In an 8-week randomized double-blind placebo-controlled outpatient pilot trial the efficacy
of gabapentin in the treatment of alcohol dependence will be studied in 60 patients.
Participants will be randomly assigned to treatment under double-blind conditions with either
1) a fixed dosing schedule of gabapentin or 2) placebo. All participants will receive weekly
supportive behavioral treatment that promotes abstinence from alcohol and other substances,
encourages mutual-support meeting attendance, and facilitates compliance with study
medication. The primary outcome measures will be: the reduction of heavy drinking days per
week as measured by the timeline follow-back method.

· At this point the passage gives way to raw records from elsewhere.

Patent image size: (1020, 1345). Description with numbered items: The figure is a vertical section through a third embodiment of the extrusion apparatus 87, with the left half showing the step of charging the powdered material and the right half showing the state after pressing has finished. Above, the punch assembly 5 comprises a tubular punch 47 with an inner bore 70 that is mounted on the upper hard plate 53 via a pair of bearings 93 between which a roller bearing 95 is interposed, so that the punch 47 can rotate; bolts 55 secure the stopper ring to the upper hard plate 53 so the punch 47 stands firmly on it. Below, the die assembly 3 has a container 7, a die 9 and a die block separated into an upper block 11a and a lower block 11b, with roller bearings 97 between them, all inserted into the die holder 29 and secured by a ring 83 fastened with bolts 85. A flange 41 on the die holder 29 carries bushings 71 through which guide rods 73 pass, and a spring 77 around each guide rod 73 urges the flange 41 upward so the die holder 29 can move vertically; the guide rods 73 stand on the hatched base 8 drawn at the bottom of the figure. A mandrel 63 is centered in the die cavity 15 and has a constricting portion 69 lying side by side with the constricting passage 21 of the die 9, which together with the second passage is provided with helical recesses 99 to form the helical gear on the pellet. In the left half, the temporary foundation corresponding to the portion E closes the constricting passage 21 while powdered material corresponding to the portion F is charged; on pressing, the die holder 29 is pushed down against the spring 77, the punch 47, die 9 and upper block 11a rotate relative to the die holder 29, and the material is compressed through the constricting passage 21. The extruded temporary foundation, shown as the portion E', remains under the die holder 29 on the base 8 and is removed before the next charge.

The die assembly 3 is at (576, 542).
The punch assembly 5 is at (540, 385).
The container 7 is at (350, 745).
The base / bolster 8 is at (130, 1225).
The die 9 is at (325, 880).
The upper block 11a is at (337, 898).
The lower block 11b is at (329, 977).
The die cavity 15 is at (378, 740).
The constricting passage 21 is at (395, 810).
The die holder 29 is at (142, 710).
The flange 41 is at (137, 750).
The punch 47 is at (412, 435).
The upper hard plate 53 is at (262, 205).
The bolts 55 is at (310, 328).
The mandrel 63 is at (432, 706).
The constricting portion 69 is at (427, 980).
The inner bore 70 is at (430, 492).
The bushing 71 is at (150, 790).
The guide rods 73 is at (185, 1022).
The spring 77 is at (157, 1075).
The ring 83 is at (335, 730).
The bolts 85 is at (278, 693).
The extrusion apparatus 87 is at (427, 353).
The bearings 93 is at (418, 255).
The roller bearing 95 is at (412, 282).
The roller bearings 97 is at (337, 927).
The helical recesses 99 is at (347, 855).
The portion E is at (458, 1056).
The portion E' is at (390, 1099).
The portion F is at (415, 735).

Participants will be alcohol-dependent men and nonpregnant women who report drinking a
minimum of 5 standard drinks for men or 4 standard drinks for women at least 4 days per week
over the past 28 days. The daily minimum drinking requirements are consistent with the
commonly accepted definition of "binge drinking." A minimum requirement of having a heavy
drinking episode 4 days a week would select for a population of individuals who are drinking
excessively more days than not. A minimum threshold of weekly alcohol use is set to prevent a
"floor effect" (i.e. participants with minimal alcohol use at baseline would be unable to
demonstrate significant improvement.)

Inclusion Criteria:

- Between the ages of 18-65.

- Meets DSM-IV criteria for current alcohol dependence.

- Seeking treatment for alcohol dependence.

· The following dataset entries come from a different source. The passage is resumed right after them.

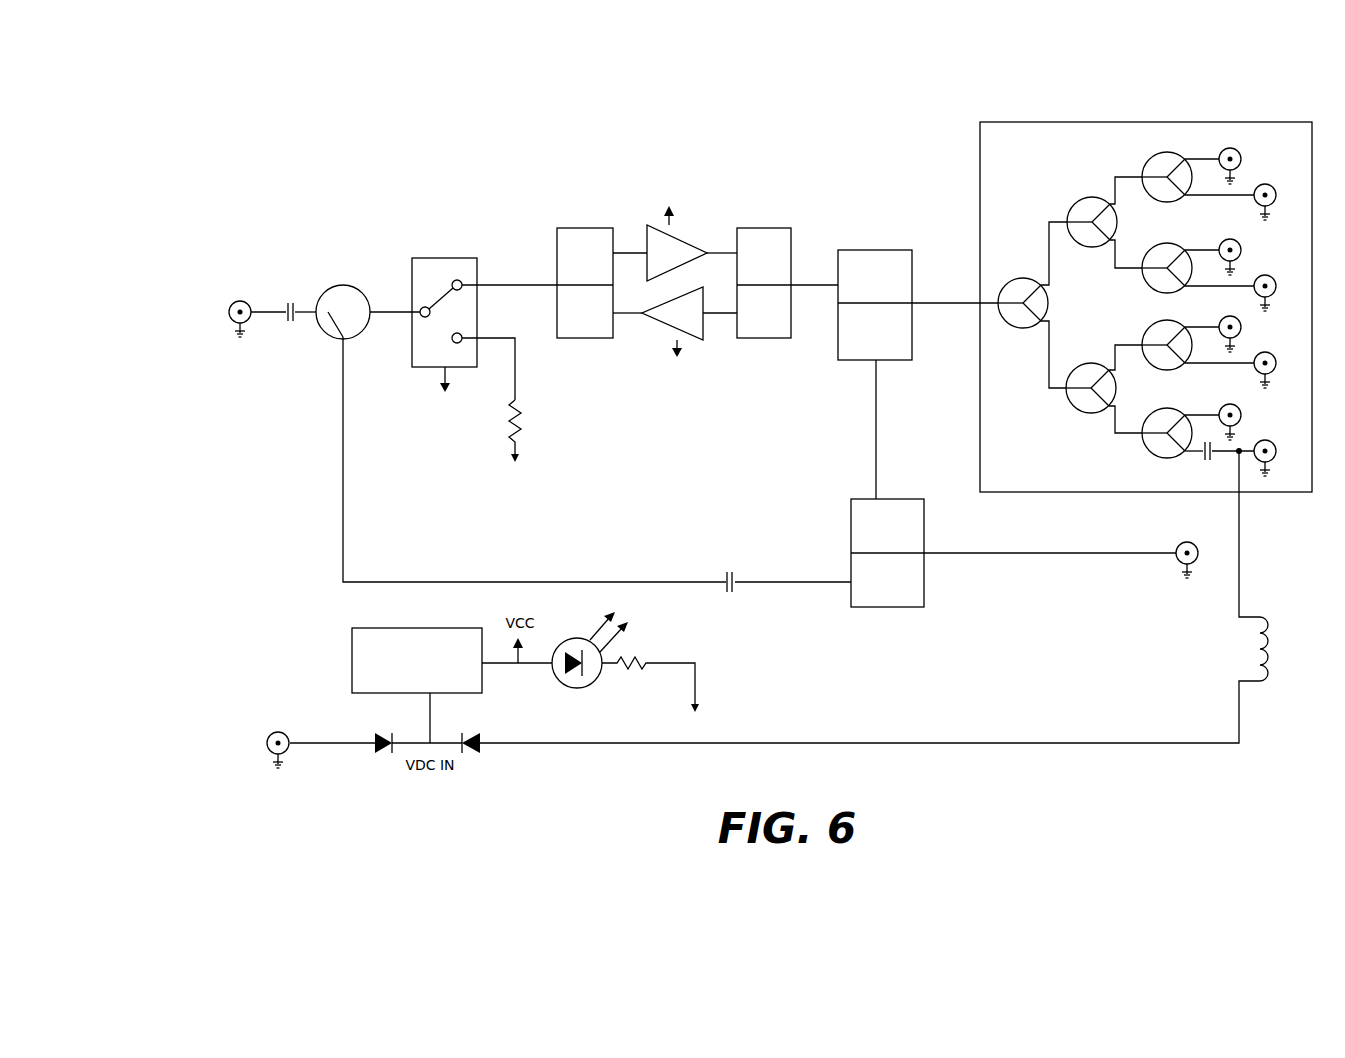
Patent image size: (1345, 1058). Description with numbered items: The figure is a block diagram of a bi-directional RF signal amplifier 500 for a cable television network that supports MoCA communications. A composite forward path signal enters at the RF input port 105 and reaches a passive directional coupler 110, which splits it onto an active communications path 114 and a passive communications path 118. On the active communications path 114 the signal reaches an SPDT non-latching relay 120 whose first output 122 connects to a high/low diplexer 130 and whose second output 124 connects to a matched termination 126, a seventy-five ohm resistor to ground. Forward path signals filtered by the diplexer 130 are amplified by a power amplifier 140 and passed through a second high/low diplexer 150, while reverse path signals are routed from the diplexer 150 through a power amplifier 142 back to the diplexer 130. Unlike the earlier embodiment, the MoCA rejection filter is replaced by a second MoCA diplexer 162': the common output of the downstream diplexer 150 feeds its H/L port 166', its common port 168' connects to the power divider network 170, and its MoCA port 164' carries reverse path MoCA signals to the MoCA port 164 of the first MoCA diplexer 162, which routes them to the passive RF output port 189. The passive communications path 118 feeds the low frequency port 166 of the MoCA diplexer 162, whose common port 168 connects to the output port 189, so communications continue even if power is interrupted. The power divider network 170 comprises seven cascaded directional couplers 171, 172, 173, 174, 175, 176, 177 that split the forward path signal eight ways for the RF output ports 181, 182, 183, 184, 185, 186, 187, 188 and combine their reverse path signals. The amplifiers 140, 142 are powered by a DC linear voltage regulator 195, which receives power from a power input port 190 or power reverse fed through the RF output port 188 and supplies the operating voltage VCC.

The bi-directional RF signal amplifier 500 is at (426, 117).
The RF input port 105 is at (227, 323).
The directional coupler 110 is at (343, 283).
The relay 120 is at (444, 309).
The first output 122 is at (509, 274).
The second output 124 is at (488, 369).
The matched termination 126 is at (528, 431).
The high/low diplexer 130 is at (585, 261).
The power amplifier 140 is at (675, 235).
The power amplifier 142 is at (675, 331).
The second high/low diplexer 150 is at (764, 261).
The active communications path 114 is at (704, 402).
The passive communications path 118 is at (537, 464).
The second MoCA diplexer 162' is at (875, 282).
The H/L port 166' is at (814, 274).
The common port 168' is at (955, 313).
The MoCA port 164' is at (895, 429).
The MoCA diplexer 162 is at (887, 576).
The high frequency port 164 is at (897, 490).
The low frequency port 166 is at (793, 569).
The common port 168 is at (1050, 545).
The power divider network 170 is at (1146, 286).
The directional coupler 171 is at (1026, 329).
The directional coupler 172 is at (1073, 203).
The directional coupler 173 is at (1077, 410).
The directional coupler 174 is at (1151, 160).
The directional coupler 175 is at (1149, 284).
The directional coupler 176 is at (1148, 335).
The directional coupler 177 is at (1150, 452).
The RF output port 181 is at (1218, 160).
The RF output port 182 is at (1263, 195).
The RF output port 183 is at (1218, 251).
The RF output port 184 is at (1263, 285).
The RF output port 185 is at (1218, 328).
The RF output port 186 is at (1263, 364).
The RF output port 187 is at (1218, 417).
The RF output port 188 is at (1276, 440).
The passive RF output port 189 is at (1192, 551).
The power input port 190 is at (265, 752).
The voltage regulator 195 is at (444, 628).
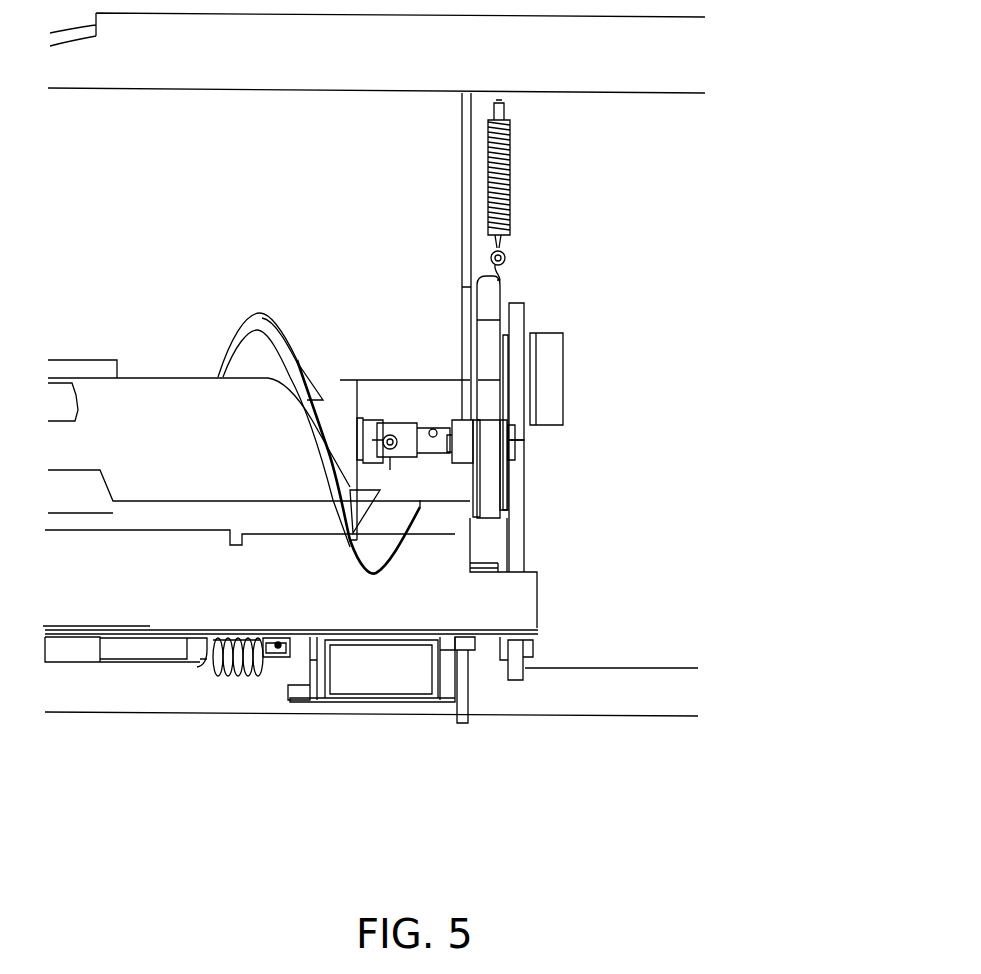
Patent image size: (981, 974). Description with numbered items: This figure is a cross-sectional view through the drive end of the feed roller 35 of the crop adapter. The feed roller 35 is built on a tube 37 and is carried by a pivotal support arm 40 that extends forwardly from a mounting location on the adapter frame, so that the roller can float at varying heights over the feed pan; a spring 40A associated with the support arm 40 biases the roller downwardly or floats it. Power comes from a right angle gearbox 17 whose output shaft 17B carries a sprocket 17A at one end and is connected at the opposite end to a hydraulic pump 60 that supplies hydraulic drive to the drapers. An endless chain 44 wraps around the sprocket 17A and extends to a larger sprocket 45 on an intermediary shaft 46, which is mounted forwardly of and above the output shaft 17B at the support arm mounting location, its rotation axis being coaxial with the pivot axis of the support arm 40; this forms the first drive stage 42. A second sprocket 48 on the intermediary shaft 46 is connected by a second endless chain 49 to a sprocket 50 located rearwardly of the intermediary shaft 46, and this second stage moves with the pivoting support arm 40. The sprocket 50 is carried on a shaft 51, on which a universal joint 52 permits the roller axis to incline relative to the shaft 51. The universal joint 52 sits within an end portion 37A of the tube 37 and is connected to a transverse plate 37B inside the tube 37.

The gearbox 17 is at (388, 678).
The sprocket 17A is at (515, 670).
The output shaft 17B is at (478, 665).
The feed roller 35 is at (151, 397).
The tube 37 is at (311, 385).
The end portion 37A is at (382, 380).
The transverse plate 37B is at (358, 400).
The support arm 40 is at (462, 296).
The spring 40A is at (485, 180).
The first drive stage 42 is at (550, 464).
The endless chain 44 is at (517, 528).
The larger sprocket 45 is at (515, 328).
The intermediary shaft 46 is at (503, 373).
The second sprocket 48 is at (490, 315).
The endless chain 49 is at (460, 347).
The sprocket 50 is at (500, 478).
The shaft 51 is at (515, 415).
The universal joint 52 is at (373, 457).
The hydraulic pump 60 is at (195, 655).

- Reports drinking a minimum of 5 standard drinks for men or 4 standard drinks for women
at least 4 days per week over the past 28 days.

- Able to provide informed consent and comply with study procedures.

Exclusion Criteria:

- Lifetime history of DSM-IV diagnosis of schizophrenia, schizoaffective disorder, or
bipolar disorder.

- A diagnosis of current major depressive disorder or any other current Axis I
psychiatric disorder as defined by DSM-IV-TR, other than alcohol dependence, that in
the investigator's judgment might require intervention with either pharmacological or
non-pharmacological therapy over the course of the study.

- Patients currently taking prescribed psychotropic medications that would be disrupted
by study medication or by an effort to discontinue alcohol use.

- Evidence of moderate-to-severe alcohol withdrawal (CIWA-Ar > 13.

- History of allergic reaction to candidate medication (gabapentin).

- History of alcohol withdrawal seizures or alcohol withdrawal delirium.

- Pregnancy, lactation, or failure to use adequate contraceptive methods in female
patients who are currently engaging in sexual activity with men.

- Unstable medical conditions, such as poorly controlled diabetes or hypertension (>
140/90 mm Hg), which might make participation hazardous.

- Subjects who have a current DSM-IV-TR diagnosis of other substance dependence, with
the exception of nicotine and caffeine dependence. A diagnosis of substance abuse will
not be exclusionary unless significant illicit substance use is present.

- Are legally mandated to participate in an alcohol use disorder treatment program.

- Who by history and current assessment represent a significant risk for suicide.

- Subjects who are likely, based on history, to place themselves in danger (e.g.,
driving while intoxicated or otherwise being unwilling to follow safety precautions).

- Renal insufficiency or abnormal renal function.